O lixo e a sociedade de consumo no Brasil
Enviada em 27/10/2019
Na Europa no século XVI, as más condições de higiene devido ao acúmulo de lixo e seu descarte inadequado provocaram o surgimento de diversas doenças que causou uma pandemia e dizimou 1/3 da população européia. Na contemporaneidade, com o crescimento desordenado da população, o consumismo desenfreado e, a persistência de práticas inadequadas no descarte do lixo tem provocado sérios problemas ao meio ambiente e o retorno de doenças erradicadas.
No Brasil, com o aumento da população nos centros urbanos e a facilidade no crédito levou a classe menos favorecida ao mercado de consumo. Com isso, o mercado através do capitalismo selvagem criou mecanismos que induz o consumo irracional e, a busca desenfreada pelo novo, tornando obsoletos produtos ainda úteis que são descartados muitas vezes de formas inadequadas. De acordo com Herbert de Sousa, só a participação cidadã é capaz de mudar o país. A frase do sociólogo brasileiro mostra que, o ser humano detém o poder de reparar e contribuir para a resolução dos problemas provocados por eles mesmos. De fato, através da participação popular poder-se-á minimizar os impactos negativos que o lixo tem provocado na sociedade e no meio ambiente, assim, ira contribuir na redução e reutilização de materiais que antes eram despejados nas ruas.

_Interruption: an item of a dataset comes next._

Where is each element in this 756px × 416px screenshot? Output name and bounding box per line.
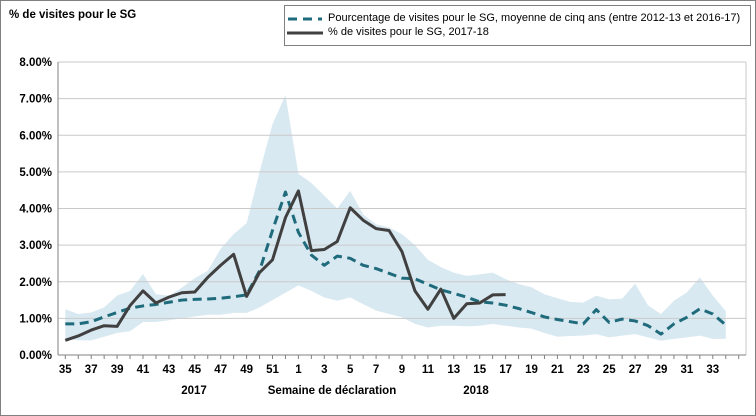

Outro desafio enfrentado é a falta de infraestrutura adequada na implementação das políticas públicas, como ocorreu com a Política Nacional de Resíduos Sólidos, que estabelecia o fechamento de todos os lixões até 2014, e substituí-los por aterros sanitários, estes, não contaminam o solo, e ainda utiliza o lixo para a captação do metano de modo que, gera energia e benefício à população. No entanto, se percebe um descaso por parte do Estado, que não cumpre seu papel social e, acaba segregando aqueles mais pobres que não desfrutam da coleta regular aumentando assim a desigualdade e a proliferação de doenças como o sarampo, cólera. Segundo Nelson Mandela, a educação é a arma mais poderosa para mudar o mundo, visto que, através da educação poderemos conscientizar a população no descarte adequado, a não cultura do desperdício, a lutar contra a obsolescência programada e a utilização da política dos 3R’s (Reciclar, Reutilizar e Reduzir).
Logo, é necessário que o Ministério do Meio Ambiente, em parceria com Instituições Governamentais proporcione à população meios de descartes, mediante a implantação de coletas seletivas diárias através dos coletores de lixo. Ademais, são imprescindíveis, políticas públicas eficientes com objetivo de frear o descarte inadequado e, criar mais aterros sanitários, que possa reciclar e reutilizar esses resíduos. Através da educação possa incentivar a população a reciclar, descartar de forma consciente o lixo, para que, possamos diminuir o consumismo desenfreado e diminuir os impactos ambientais.